Katie Koch, the CEO of the bond fund manager TCW, told Bloomberg, that she sees the economy likely heading for a deep recession by the end of the year and is concerned that troubles at regional banks would not just drag down commercial real estate but smaller businesses.
“Small businesses rely on small banks, and that’s a big problem, a very, very big problem,” said Koch, adding that “half of Americans are employed by small businesses,” making those workers vulnerable to a credit crunch.
She added that investors should prepare for “major accidents” in the private credit market in the next 12 to 18 months, saying, “we have had five years where ‘diligent light’ became a term, and that is not going to be fun over the next five years if you arrived at it from that perspective.”

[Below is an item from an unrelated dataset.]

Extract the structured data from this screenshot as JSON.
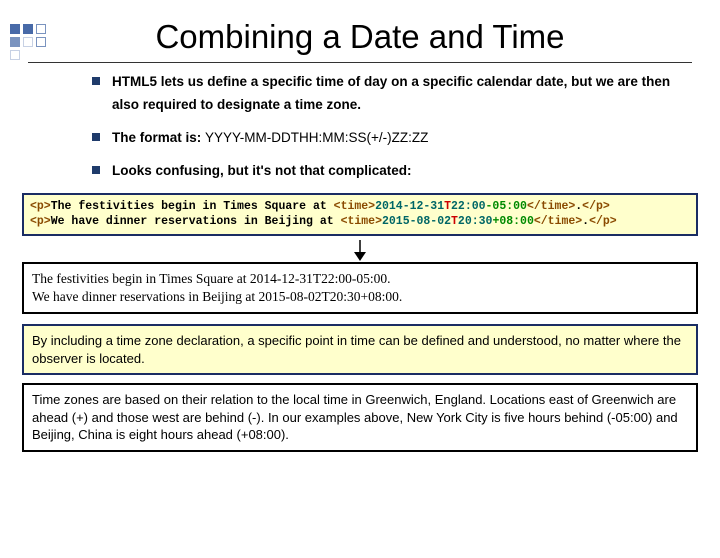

Koch called for investors to put more of their money into “globally systemically important banks” as regional banks face increased risks of deposit flight due to their high exposure to commercial real estate.
Inflation Restricts Fed Policy
Some analysts warned that persistent inflation may curtail Fed policymakers’ room to maneuver in a market downturn. In contrast, others dismissed predictions that the Fed would eventually cut interest rates this year after its final hike of 25 basis points in May.
“That’s a primed-for-disappointment situation,” said Karen Karniol-Tambour, co-Chief Investment Officer at the hedge fund Bridgewater Associates.
She disagrees with those investors who predict that the Fed will cut rates twice before the end of 2023.
“It’s time for the markets to fully digest how constrained central banks are going to be relative to the last 30, 40 years, when every time there was a tiny murmur of a problem, you could just lower rates [and] print money.”